Why Is Chinese Art Full of Dragons, Phoenixes and Tigers?

A new exhibition showcases stunning mythical artworks of the Zhou Dynasty’s “lost” kingdoms

painted drum
A painted drum carved with phoenixes and tigers (circa 300 B.C.E.) Asian Art Museum

China’s history is famously rife with mythical imagery—such as dragons, phoenixes and tigers—and historians have long sought the origins of such motifs. Now, a new exhibition is filling in some of that fractured history, bringing visitors face to face with 3,000 years of Chinese artisanship.

Phoenix Kingdoms: The Last Splendor of China’s Bronze Age,” on view this spring at San Francisco’s Asian Art Museum, brings together over 150 artifacts from China’s Bronze Age. The pieces come from cultures that lived three millennia ago along the Yangzi River—a “cradle of Chinese civilization,” per a statement from the museum.

“We are witnessing a golden age of Chinese archaeology,” said museum CEO Jay Xu, a historian of early China, at the exhibition’s opening ceremony, per Deng Zhangyu and Lia Zhu of the state-run outlet China Daily. “‘Phoenix Kingdoms’ bridges the gap between myth and history, allowing visitors to come face-to-face with the past through these stunning artifacts.”

A Lei wine vessel carved with a dragon (circa 1000 B.C.E.) Suizhou Municipal Museum

This “golden age” has illuminated the artistic and spiritual landscape of a critical period in the country’s history: the multistate Zhou dynasty, which lasted from around 1050 to 221 B.C.E. The Zhou dynasty ended when the emperor Qin Shi Huang conquered its kingdoms, uniting China under his rule. Thus began the short but influential Qin Dynasty, which initiated the construction of the first Great Wall and the terracotta warriors.

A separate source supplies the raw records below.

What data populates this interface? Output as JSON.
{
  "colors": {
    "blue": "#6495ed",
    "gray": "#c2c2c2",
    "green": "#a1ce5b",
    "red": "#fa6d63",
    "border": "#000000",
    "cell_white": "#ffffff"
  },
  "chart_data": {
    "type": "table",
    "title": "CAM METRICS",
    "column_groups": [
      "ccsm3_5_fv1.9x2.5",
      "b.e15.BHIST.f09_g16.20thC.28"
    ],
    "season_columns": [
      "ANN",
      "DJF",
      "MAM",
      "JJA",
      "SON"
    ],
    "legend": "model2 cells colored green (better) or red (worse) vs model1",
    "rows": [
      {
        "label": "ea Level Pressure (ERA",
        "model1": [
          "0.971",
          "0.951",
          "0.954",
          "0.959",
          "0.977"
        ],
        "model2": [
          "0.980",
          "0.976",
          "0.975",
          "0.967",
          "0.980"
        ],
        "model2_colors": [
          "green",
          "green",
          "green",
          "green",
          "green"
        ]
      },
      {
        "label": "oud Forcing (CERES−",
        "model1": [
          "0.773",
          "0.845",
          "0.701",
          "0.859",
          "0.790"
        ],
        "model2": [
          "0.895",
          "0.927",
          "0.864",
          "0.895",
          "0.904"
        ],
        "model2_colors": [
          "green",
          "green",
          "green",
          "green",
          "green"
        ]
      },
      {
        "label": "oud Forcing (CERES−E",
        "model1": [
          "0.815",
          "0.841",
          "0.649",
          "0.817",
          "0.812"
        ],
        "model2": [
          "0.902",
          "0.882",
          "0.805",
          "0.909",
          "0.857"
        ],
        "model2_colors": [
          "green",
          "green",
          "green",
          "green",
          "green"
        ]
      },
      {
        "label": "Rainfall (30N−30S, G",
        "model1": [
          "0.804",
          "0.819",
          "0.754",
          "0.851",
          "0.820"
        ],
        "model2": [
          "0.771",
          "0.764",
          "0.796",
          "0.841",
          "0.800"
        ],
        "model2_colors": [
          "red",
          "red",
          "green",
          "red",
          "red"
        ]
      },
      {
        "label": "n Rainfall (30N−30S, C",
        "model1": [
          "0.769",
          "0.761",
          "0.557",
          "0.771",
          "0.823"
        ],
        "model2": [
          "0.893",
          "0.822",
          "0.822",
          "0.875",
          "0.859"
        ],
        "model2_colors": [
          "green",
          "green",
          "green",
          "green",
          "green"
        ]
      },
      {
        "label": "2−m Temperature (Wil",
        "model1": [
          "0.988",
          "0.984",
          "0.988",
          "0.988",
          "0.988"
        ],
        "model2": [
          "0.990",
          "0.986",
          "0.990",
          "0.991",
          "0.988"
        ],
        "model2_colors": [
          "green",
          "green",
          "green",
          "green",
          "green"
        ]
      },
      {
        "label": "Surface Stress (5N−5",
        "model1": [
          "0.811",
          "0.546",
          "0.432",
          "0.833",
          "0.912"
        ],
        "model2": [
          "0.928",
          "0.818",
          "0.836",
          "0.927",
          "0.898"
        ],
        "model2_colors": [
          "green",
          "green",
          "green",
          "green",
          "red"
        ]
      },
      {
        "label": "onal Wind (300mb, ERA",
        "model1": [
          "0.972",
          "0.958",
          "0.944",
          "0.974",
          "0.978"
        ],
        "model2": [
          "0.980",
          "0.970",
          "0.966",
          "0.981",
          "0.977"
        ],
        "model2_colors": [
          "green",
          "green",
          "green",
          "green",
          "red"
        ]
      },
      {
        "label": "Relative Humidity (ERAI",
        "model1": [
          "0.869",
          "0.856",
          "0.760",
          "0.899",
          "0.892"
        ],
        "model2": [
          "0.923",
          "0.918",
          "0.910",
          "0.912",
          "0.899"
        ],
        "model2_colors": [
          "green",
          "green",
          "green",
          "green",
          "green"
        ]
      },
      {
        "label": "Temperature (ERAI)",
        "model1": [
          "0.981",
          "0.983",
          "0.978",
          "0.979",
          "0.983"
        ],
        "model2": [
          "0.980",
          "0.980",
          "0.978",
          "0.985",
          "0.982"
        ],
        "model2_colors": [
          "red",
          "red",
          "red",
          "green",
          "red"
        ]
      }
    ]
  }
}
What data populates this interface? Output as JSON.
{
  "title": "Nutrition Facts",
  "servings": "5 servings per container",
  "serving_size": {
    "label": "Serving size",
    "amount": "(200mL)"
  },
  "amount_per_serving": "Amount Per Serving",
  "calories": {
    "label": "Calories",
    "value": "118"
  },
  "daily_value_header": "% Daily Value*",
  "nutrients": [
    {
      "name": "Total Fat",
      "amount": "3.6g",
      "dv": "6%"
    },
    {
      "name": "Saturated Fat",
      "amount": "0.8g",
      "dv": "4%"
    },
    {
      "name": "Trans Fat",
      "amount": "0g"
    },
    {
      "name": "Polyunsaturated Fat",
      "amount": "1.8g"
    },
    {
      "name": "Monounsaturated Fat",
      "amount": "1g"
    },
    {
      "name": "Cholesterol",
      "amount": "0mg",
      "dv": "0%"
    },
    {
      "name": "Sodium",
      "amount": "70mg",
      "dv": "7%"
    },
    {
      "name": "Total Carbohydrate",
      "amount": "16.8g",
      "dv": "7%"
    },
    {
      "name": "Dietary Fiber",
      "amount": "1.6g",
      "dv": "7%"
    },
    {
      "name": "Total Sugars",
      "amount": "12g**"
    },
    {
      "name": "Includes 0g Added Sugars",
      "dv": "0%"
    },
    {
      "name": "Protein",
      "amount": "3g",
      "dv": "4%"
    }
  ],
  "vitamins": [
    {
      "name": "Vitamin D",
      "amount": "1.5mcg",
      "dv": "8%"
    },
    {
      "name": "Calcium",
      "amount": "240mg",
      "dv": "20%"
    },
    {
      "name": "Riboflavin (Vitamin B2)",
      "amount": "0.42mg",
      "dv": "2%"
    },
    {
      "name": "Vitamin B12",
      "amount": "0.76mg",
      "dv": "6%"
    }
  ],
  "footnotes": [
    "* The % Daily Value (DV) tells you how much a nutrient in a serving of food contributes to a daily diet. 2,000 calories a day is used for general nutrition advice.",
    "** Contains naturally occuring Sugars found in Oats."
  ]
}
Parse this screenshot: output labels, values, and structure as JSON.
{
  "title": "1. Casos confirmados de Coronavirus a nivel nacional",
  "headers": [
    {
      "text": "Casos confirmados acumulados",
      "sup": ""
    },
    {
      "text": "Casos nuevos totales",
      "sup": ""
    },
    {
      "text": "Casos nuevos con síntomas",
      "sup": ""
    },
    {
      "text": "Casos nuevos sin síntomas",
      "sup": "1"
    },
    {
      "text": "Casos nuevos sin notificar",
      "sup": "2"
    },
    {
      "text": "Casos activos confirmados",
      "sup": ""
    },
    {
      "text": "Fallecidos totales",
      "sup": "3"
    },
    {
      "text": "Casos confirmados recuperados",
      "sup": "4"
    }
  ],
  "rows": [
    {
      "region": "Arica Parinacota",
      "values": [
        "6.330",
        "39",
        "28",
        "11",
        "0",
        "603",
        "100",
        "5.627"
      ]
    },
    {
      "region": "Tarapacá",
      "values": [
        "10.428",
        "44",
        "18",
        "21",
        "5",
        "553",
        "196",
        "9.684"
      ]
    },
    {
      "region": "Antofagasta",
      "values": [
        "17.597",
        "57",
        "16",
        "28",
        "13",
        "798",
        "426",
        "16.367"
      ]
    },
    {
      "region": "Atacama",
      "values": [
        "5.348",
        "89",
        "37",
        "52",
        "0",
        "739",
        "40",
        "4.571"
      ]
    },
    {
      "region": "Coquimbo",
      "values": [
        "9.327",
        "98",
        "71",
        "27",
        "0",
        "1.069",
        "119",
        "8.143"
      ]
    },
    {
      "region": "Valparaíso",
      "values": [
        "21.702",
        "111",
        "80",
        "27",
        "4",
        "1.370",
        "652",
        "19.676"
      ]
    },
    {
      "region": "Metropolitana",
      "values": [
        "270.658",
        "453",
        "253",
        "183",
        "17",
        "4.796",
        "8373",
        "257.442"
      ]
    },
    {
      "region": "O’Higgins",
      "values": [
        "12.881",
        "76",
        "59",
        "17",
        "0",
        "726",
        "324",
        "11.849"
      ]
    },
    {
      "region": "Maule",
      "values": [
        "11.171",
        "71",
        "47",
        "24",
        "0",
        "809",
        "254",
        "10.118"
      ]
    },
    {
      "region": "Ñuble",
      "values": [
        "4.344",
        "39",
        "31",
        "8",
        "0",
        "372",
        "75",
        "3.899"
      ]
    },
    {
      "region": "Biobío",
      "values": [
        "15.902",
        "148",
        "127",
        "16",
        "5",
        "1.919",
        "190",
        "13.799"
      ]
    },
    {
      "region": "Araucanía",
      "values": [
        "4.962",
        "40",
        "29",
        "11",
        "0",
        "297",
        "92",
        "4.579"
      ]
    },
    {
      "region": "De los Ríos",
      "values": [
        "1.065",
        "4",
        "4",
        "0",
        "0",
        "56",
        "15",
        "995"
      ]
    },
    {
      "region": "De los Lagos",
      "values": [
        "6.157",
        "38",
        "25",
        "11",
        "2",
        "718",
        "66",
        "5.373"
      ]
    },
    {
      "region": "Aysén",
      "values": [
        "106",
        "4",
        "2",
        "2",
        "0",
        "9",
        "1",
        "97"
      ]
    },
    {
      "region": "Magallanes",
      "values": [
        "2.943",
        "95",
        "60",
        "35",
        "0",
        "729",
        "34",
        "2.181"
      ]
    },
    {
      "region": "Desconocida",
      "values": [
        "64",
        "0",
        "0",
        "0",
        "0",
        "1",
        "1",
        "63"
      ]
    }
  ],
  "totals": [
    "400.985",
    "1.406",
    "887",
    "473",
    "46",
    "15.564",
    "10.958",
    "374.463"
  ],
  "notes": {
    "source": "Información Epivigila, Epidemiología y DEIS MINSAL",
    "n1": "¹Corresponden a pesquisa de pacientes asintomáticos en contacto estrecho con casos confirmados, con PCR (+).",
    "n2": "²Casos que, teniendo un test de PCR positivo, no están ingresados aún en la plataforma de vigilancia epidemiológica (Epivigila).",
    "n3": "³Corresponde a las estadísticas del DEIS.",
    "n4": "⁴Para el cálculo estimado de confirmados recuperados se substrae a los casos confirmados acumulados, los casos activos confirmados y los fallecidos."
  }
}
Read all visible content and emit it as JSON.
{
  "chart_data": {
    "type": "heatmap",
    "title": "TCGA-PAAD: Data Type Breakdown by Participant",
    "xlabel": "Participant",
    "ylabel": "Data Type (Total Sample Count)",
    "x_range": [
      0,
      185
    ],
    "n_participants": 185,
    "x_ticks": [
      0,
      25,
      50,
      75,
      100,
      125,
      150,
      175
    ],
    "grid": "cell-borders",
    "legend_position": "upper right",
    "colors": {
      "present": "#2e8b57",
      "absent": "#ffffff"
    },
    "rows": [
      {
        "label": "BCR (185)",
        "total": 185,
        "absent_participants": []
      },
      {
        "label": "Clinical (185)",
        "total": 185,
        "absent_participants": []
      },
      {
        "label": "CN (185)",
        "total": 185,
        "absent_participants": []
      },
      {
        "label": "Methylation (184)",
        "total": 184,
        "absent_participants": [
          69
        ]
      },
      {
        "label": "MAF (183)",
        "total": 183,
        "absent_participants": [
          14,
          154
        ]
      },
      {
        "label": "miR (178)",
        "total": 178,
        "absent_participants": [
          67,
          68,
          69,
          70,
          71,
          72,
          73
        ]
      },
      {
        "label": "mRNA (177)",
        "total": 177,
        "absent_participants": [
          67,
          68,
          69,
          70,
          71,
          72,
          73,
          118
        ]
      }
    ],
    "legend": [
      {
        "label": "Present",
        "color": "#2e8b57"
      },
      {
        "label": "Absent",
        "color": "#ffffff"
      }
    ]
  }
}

“There were always obvious gaps in the record that never made sense,” says Xu in the statement. “We knew which states the Qin conquered—their historians were delighted to write that down—but what we were missing was the artistic evidence connecting the beliefs of older kingdoms with images that proliferated in later dynasties. Ever wonder why Chinese art brims with phoenixes, tigers and snake-like dragons? Where do the styles we think of today as distinctly Chinese come from?”

The exhibition’s artifacts belong to two Zhou Dynasty kingdoms that were “lost” to the Qin: southern China’s Zeng and Chu cultures, which flourished from about 1040 to 400 B.C.E. and 1030 to 223 B.C.E., respectively. As the museum writes, these groups were “significant power players” before the rise of the Qin dynasty, “which ruthlessly suppressed the history and culture of subjugated states, burying scholars and burning books in an infamous spasm of violence and destruction.”

A lacquered wood stand with designs of phoenixes, deer, snakes and mythical beasts (circa 300 B.C.E.) Hubei Provincial Museum

The exhibition—the first of its kind in the United States—features artworks from five Chinese museums specializing in Bronze Age archaeology, reports Artnet’s Tim Brinkhof. Found in ancient tombs belonging to Zeng and Chu aristocrats, the collected artifacts include jade objects, bronze ritual vessels, musical instruments, weapons, ceremonial lacquerware and funerary items made of bronze and wood. Many of these pieces incorporate spiritually significant creatures: snake-like dragons, regarded as powerful keepers of water; tigers, symbols of might and bravery; and Chinese phoenixes, mythical birds that represent harmony.

crane-like creature
A crane-like creature with deer antlers (circa 433 B.C.E.) Hubei Provincial Museum

The exhibition’s oldest piece—a 4,200-year-old jade carving of two raptors on a mask—demonstrates several themes that would proliferate in the Yangzi valley for more than a millennium, such as “back-to-back spirit guides, powerful flying creatures and ritual face coverings,” per the statement. Another artifact—a 2,300-year-old painted drum—depicts phoenixes atop the backs of tigers. According to the museum, artworks like these went on to influence China’s “later, and better-known, Qin and Han dynasties.”

“Many of the extravagant artworks in ‘Phoenix Kingdoms’ are considered national treasures due to their rarity and their beauty,” says curator Fan J. Zhang in the statement. “They are truly ‘missing links’ between myth and recorded history.”

Phoenix Kingdoms: The Last Splendor of China’s Bronze Age” is on view at the Asian Art Museum in San Francisco through July 22.